Eventually, as the rebellion advances nearer the sacred engine room, there’s less fun to be had as a bleakness takes hold, and even the pitch black humour dissipates. You can and should watch this film again armed with the knowledge of a first viewing.
Tilda Swinton wins the film playing a Thatcherish monster, able to be hilarious, weaselly and dangerous as a representative of the upper classes on the train, who live in spacious luxury. There’s a lot of social commentary rife throughout, but the mix of action, comedy, and post-apocalyptic world building holds the audience’s attention without feeling preachy.

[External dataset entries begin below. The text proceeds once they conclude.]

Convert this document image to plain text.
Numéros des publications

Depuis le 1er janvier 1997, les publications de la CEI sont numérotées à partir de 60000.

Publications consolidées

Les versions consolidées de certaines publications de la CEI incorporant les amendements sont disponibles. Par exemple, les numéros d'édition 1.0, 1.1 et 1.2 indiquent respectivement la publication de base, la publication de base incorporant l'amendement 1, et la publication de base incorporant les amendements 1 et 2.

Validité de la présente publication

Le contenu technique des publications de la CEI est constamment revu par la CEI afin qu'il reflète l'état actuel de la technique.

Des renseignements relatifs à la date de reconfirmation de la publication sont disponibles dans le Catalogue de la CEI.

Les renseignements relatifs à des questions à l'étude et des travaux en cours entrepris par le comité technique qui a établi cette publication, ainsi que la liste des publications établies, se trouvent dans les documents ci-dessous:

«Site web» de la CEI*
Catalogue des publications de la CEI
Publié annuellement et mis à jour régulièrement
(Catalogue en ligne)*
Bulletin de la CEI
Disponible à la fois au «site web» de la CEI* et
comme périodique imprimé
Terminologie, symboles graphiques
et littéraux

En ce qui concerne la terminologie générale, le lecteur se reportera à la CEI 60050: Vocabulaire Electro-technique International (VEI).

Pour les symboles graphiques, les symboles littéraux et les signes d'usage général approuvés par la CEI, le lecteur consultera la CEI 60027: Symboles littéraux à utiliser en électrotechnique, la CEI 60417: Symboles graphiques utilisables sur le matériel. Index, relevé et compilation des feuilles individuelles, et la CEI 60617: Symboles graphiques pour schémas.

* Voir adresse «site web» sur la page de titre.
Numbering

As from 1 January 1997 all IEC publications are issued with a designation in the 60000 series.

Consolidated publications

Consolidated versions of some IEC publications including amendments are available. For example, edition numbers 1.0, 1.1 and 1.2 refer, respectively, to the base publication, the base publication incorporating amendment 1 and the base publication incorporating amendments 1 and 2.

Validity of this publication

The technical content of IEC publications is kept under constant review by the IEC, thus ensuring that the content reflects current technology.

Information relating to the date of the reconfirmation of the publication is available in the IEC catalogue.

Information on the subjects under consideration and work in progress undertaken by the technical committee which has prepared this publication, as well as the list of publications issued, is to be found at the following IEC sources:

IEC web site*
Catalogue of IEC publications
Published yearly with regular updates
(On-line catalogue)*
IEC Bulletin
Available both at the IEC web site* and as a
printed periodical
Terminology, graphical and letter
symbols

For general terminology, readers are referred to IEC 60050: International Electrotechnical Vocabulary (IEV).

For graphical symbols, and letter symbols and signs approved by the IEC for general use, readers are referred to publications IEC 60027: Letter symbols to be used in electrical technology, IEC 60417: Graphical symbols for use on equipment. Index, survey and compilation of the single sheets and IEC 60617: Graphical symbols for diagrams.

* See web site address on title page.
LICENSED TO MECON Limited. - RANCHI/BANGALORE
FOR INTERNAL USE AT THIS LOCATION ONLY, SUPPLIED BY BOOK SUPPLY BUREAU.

It’s not perfect, though. The comedy is jarringly broad at times, the fates of a few characters are signposted, and there are a couple of moments that seem to happen to illustrate a point rather than because they logically flow from the situation, including a fight scene near the end. The conclusion is open-ended, and those of a cynical persuasion will fail to take much joy from it, but you can’t deny that the film has an emotional heft at key moments.
Mixing up multiple genres to great effect, this is rollicking entertainment that deserves to be seen, and will almost certainly end up a cult classic. The lessons are harsher, the humour more bizarre, the edge sharper than most post-apocalyptic flicks.
A romp with teeth.
Released in UK cinemas later this year.